Inside the workshop at El Molino
The Benahoaritas (or Auaritas or Awaras) were the people who lived on La Palma before the Spanish invasion. They lived in caves and wore animal skins, but they farmed, and they had ceramics. The older ceramics are simpler, and the newer ones usually more decorated.
At El Molino, in Mazo, they make replicas of these ceramics. The business was started by Ramon and Vina, but these days they have other people working there too.

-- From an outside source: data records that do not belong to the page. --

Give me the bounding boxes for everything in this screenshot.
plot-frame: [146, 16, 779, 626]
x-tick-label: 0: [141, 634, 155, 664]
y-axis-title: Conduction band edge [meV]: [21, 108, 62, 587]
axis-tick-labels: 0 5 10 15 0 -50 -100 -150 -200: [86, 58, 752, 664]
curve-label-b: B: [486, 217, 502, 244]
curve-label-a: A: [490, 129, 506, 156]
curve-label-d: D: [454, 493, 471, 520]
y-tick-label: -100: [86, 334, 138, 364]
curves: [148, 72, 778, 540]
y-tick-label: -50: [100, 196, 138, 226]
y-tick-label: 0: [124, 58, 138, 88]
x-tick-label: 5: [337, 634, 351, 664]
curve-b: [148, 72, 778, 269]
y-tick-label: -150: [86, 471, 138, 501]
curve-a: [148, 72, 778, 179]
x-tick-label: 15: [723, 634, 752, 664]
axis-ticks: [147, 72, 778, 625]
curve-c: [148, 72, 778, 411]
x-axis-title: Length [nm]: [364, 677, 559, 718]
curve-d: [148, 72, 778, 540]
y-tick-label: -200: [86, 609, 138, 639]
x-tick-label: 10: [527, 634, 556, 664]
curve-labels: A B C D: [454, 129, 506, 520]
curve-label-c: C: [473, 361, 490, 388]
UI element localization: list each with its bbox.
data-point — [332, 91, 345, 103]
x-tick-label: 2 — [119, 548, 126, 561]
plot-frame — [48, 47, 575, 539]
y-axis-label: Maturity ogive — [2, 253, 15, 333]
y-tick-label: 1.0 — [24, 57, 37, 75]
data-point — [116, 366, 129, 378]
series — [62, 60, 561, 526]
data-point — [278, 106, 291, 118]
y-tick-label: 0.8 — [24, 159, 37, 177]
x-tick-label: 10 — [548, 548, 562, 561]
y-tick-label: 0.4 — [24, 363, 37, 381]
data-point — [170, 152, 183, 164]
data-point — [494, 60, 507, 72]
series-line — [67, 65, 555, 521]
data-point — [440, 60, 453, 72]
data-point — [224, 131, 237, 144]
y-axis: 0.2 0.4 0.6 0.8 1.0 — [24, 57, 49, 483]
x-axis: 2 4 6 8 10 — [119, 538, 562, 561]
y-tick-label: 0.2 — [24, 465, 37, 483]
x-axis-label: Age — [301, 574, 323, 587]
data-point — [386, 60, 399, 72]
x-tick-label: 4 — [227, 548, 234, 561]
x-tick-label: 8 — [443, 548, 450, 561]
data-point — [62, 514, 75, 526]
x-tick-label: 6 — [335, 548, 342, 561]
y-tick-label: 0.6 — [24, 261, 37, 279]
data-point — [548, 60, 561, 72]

Cutting the design into the clay
Each design — usually a bowl — is an exact copy of a object made before the Spanish invasion in 1492. The walls of the workshop are lined with the reference pieces, each one labelled with the place where the original was found. The finished items are for sale in the shop, and prices range from €12 to €200. They also sell souvenirs.
Smoothing the bowl with a pebble.
The workshop is in an old windmill. To get there, take the road from Santa Cruz to Fuencaliente which passes below Mazo, and look out for the signs and the windmill’s sails. The windmill also houses a small museum (more in another post) and it’s set in a beautiful garden.
Open Monday to Saturday, 9 am to 1 pm and 3 pm to 7 pm. Tel 922 440213
The web site is listed as http://www.ceramicaelmolino.com, but it isn’t up at the time of writing.
The kiln at el Molino where the finished pieces are fired.